When it first emerged that Woody Allen had the gall to give his two-cents on the Harvey Weinstein allegations, I could feel the eyes of millions of women around the globe rolling back into their heads. Allen, the man who, just three years ago, explained away accusations of sexual abuse from his own daughter as part of ex-wife Mia Farrow’s plan to exact revenge against him, was calling the kettle black. But not before making sure to call for the protection of other men who might find themselves in similar positions as Weinstein as the result of a looming “witch hunt atmosphere”.
As “sad” as the exposure of Weinstein’s behaviour has been “for everybody involved” he said, “you also don’t want it to lead to a witch hunt atmosphere, a Salem atmosphere, where every guy in an office who winks at a woman is suddenly having to call a lawyer to defend himself. That’s not right either.”

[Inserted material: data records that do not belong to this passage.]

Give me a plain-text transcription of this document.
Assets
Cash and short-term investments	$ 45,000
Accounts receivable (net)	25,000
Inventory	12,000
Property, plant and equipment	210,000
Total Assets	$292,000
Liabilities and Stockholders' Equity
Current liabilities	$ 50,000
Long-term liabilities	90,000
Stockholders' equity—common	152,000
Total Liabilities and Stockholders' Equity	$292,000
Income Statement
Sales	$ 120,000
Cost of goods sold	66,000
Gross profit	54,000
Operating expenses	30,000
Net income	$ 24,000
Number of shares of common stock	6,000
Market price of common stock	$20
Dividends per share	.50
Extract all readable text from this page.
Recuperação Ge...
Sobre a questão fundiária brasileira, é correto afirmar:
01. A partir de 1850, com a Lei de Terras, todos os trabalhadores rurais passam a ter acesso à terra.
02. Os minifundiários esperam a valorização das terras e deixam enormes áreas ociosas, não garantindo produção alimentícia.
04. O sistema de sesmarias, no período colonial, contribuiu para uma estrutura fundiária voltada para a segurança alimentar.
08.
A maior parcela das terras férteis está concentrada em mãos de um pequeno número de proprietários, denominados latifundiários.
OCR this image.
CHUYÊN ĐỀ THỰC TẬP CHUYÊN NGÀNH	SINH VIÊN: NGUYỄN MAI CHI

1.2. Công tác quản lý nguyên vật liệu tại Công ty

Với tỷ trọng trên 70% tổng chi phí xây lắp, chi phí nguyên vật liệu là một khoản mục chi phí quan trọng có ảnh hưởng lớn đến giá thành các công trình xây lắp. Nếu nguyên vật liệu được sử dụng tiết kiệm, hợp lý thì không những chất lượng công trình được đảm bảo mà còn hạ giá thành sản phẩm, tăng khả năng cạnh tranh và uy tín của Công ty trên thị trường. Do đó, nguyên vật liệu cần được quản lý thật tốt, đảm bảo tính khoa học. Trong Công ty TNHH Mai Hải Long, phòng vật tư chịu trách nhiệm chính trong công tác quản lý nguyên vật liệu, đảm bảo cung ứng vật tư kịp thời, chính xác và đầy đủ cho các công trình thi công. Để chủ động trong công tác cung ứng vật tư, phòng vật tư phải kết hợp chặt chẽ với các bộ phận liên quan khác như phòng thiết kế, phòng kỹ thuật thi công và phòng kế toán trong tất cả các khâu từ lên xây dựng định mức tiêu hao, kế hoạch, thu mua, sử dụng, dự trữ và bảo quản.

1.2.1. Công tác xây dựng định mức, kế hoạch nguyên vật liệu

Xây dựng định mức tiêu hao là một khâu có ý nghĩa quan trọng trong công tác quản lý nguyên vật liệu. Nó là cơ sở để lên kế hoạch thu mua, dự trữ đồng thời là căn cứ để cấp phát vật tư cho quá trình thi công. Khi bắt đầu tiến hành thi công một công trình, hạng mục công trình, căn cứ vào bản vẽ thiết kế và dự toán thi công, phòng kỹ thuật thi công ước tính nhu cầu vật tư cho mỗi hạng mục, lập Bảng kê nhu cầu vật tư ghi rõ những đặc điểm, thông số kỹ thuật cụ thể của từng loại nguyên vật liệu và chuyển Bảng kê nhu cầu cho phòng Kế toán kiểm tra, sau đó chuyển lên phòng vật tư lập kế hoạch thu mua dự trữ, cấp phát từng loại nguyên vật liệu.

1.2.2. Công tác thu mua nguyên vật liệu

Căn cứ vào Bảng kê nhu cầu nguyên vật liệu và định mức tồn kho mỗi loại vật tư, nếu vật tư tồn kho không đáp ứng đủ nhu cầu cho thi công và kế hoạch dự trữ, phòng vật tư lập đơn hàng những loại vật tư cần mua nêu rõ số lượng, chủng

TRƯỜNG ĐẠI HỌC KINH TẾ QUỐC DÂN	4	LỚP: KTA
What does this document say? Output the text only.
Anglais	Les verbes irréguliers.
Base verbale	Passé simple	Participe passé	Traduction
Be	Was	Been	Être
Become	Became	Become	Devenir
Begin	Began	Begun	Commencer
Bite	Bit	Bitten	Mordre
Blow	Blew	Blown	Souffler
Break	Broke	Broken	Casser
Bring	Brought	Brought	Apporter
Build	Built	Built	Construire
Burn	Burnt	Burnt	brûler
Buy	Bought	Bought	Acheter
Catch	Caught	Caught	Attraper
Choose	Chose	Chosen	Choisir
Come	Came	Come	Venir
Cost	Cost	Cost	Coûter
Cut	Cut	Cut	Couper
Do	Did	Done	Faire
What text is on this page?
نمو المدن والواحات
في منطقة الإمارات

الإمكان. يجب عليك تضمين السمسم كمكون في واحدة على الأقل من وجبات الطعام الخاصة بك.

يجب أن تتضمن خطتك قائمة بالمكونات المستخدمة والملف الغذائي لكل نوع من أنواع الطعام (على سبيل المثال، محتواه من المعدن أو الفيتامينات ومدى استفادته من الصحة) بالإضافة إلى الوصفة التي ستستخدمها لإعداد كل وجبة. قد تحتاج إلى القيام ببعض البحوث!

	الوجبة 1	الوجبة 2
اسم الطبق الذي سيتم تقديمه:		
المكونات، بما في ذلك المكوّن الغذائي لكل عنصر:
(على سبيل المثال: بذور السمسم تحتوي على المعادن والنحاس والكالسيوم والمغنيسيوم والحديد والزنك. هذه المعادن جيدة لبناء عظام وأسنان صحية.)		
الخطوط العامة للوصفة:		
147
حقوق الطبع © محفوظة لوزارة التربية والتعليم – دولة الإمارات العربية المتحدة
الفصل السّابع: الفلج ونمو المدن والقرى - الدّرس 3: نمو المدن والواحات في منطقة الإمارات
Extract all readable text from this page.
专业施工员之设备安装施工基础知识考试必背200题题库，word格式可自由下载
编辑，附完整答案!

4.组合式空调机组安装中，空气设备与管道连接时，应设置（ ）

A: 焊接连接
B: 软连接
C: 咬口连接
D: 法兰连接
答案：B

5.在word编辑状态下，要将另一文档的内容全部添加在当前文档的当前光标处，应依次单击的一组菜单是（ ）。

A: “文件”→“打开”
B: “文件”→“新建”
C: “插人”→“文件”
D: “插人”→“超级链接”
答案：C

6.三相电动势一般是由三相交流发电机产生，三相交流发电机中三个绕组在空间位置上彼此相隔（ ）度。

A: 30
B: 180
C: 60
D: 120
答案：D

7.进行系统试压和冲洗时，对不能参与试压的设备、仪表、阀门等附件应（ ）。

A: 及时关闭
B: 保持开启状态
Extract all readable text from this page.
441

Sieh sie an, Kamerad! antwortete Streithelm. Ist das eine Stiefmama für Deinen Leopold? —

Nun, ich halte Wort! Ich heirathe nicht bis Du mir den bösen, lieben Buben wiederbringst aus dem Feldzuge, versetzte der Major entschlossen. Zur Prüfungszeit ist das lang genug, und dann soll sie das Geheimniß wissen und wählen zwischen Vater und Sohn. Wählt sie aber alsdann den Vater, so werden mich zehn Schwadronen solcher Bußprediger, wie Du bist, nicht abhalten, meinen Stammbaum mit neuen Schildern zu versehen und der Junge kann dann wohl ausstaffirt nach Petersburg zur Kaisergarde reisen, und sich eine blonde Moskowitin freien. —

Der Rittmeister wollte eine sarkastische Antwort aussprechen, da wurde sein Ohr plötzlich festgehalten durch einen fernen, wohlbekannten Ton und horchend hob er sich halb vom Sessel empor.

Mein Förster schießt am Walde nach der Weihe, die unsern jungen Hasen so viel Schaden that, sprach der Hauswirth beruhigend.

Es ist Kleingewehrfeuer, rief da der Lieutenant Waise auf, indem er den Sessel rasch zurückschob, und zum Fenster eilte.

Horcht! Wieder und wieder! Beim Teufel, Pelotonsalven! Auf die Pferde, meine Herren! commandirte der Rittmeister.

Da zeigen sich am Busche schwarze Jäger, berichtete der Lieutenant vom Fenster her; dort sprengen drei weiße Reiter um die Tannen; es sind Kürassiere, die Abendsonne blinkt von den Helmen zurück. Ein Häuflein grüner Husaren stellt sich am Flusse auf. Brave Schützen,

You will have seen similar expressions of fear in the wake of Weinstein and other examples before it (Bill Cosby, Woody Allen, Casey Affleck, etc). White men fear “witch hunts” – violence historically imposed on women; or white men fear “the lynch mob” – violence historically imposed on black people. And they use those terms without even stopping to think about what they mean.
As one woman perfectly phrased it on Twitter:
When men abuse or harass women, crowds made up of people more powerful than them do not gather in public to slaughter them brutally.
And it’s true. The fact that no such catch-all phrase exists for the oppression of white men speaks directly to the fact that white men have never faced systemic oppression on the grounds of their whiteness or maleness. When men abuse or harass women, crowds made up of people more powerful than them do not gather in public to slaughter them brutally. They are not framed or falsely accused for crimes that they did not, or could not have, committed. Instead, as Allen knows too well, more often than not they become untouchable, the allegations rolling off of them like water off a duck’s back.
As Lindy West put it in her recent New York Times comment piece: “On some level, to some men – and you can call me a hysteric but I am done mincing words on this – there is no injustice quite so unnaturally, viscerally grotesque as a white man being fired.”